While Moinan’s portfolio secured an Aa3 stable rating by Midroog Ltd., a Moody’s subsidiary in Israel, and Extell Limited scored an A2 stable rating, MDG Real Estate earned a lower Baa1 stable rating, in part due to the presence of development projects and a hotel, which were all deemed inherently risky.
Such assets can still be hard for some Israeli investors to wrap their arms around, considering the relatively straightforward, stable income-producing assets that populated the first wave of deals to hit TASE, according to experts.
“[The deals] have gone from a much more simplified bond offering to a more complex structure and assets, and its part of a learning curve,” said Ben Ari.
Even when the assets being underwritten are considered solid, a unique detail or miscommunication can sideline a deal. That is essentially what happened with Wharton Properties.
The company had been working on putting together its deal for nine months and had been well received by the investor community and Midroog, which gave its initial bond plans an Aa2 stable rating. But at the eleventh hour, a local financial writer cast concerns about Wharton’s plans to use the proceeds to purchase and create mezzanine loans, which — coupled with the offering’s planned launch amidst the Jewish holidays — chilled investor interest, according to a source familiar with the situation.

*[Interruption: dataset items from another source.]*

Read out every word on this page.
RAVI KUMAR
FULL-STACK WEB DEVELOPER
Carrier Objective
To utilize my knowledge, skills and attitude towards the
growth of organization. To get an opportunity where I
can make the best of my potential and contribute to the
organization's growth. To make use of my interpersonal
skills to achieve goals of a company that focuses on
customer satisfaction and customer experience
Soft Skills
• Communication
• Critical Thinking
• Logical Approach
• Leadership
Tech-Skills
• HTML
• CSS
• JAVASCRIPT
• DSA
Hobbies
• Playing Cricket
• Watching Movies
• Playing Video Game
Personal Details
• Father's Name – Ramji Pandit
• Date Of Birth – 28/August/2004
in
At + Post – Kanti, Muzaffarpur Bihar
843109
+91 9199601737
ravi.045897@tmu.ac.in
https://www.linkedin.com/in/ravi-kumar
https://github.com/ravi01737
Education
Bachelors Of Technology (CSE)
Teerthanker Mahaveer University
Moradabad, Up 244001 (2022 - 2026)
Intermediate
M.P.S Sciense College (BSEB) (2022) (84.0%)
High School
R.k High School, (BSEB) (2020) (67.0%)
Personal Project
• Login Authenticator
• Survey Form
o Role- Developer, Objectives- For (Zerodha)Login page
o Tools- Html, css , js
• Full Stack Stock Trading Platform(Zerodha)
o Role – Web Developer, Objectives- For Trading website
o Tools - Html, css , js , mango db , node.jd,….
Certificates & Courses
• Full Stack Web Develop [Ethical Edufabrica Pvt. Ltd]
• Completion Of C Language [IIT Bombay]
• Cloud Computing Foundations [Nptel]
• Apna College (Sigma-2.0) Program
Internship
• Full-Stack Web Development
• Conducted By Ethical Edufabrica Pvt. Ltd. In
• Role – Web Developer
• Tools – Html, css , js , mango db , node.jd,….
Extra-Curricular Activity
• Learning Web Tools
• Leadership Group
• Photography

Concerns were also raised about the offering’s complicated structure and numerous prospectus amendments, which raised flags in the risk-averse Israeli markets, according to local reports.
But while mezzanine loans got a bad reputation in the latest downturn, Wharton Properties is planning to take positions in properties with strong loan-to-value ratios and the company believes the mezzanine positions are safer than taking equity positions because Wharton Properties won’t have to worry about losing stake value in a downturn, according to the source.
Due to the potential investors getting rattled, executives at Wharton Properties decided to delay its offering until after the Jewish holidays. And before relaunching the offering, the company plans to meet with underwriters and the top investors to explain Wharton Properties’ position and to make their case for why the offering is a good investment, the source said.
The Wharton Properties portfolio that will underwrite the bond consists of a number of high-profile Manhattan retail properties that have lease deals that guarantee income for the next seven years.
Berko noted that he believed the Wharton portfolio was strong and that once the developer handles the “bureaucracy” issues, it will likely score a groundbreaking interest rate on its bonds.
And in general, none of the experts predict a slowdown in U.S. developers turning to the Israeli market for capital. Indeed, Israeli investors’ appetite for developer-backed bonds is leading to larger-scaled issuances of $100 million or more, said Ben Ari.
“The Israeli bond market is ripe. It is flush with cash and it is very liquid,” Berko said.